34. Sprains

Sean Devlin
100 Naked Words
Published in
2 min readJul 15, 2016

So I was recently talking to a friend about how life has its cycles and how they’re so hard to wrap your head around.

Some things, like physical injuries, are super easy to deal with. You do a thing, you hurt yourself, you’re stuck only performing at like 60% for a few months, then you eventually ease back into it and you’re good.

…or you rush it and try to be a badass about it, and you end up furthering your injury and now it’s four times as awful.

Intuitively, this makes a ton of sense with physical pain. Where it’s a bit tougher to see the wounds is with emotional pain. Mental strain. Emotional exhaustion.

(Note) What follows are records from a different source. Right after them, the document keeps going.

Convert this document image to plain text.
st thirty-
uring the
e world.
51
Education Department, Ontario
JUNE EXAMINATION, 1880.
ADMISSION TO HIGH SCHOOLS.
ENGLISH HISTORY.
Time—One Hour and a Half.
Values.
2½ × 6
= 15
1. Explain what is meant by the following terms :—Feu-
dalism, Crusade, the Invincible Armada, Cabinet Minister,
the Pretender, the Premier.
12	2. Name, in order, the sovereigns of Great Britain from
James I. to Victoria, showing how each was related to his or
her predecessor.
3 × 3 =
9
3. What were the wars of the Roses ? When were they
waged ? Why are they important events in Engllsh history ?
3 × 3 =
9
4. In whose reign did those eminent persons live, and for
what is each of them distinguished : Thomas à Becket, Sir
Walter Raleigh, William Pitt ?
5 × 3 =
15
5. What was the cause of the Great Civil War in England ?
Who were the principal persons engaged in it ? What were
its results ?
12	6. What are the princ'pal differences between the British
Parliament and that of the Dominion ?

Let’s say that you start a company, spend five years pouring your heart and soul into the company, then (while on vacation) discover that everything exploded over a three-day span, and it’s over.

…whoa.

That’s trauma. That’s what it feels like after getting hit into the boards playing indoor soccer. That’s the emotional equivalent to crashing a motorcyle. That’s tendon-tearing, bone-breaking truma.

Like a sprained ankle, boy, I ain’t nothin to play with.

The issue that arises is that since it’s not physical, it doesn’t slow me from walking the dog every morning, and since I can’t feel it the second I climb out of bed it doesn’t feel real.

Wrong. It is.

Shock, trauma, stress, whatever you want to call it, all has a long and lasting effect on you that you need to spend the time nurturing back. If you push it too hard for too long, you get hurt, and you don’t heal yourself, you’re going to make it worse. It’s going to become more damaged. Heal yourself.

It’s okay to admit that you’re hurt. Take yourself out of the game for a bit and let that ankle heal.

If you don’t look after yourself, who will?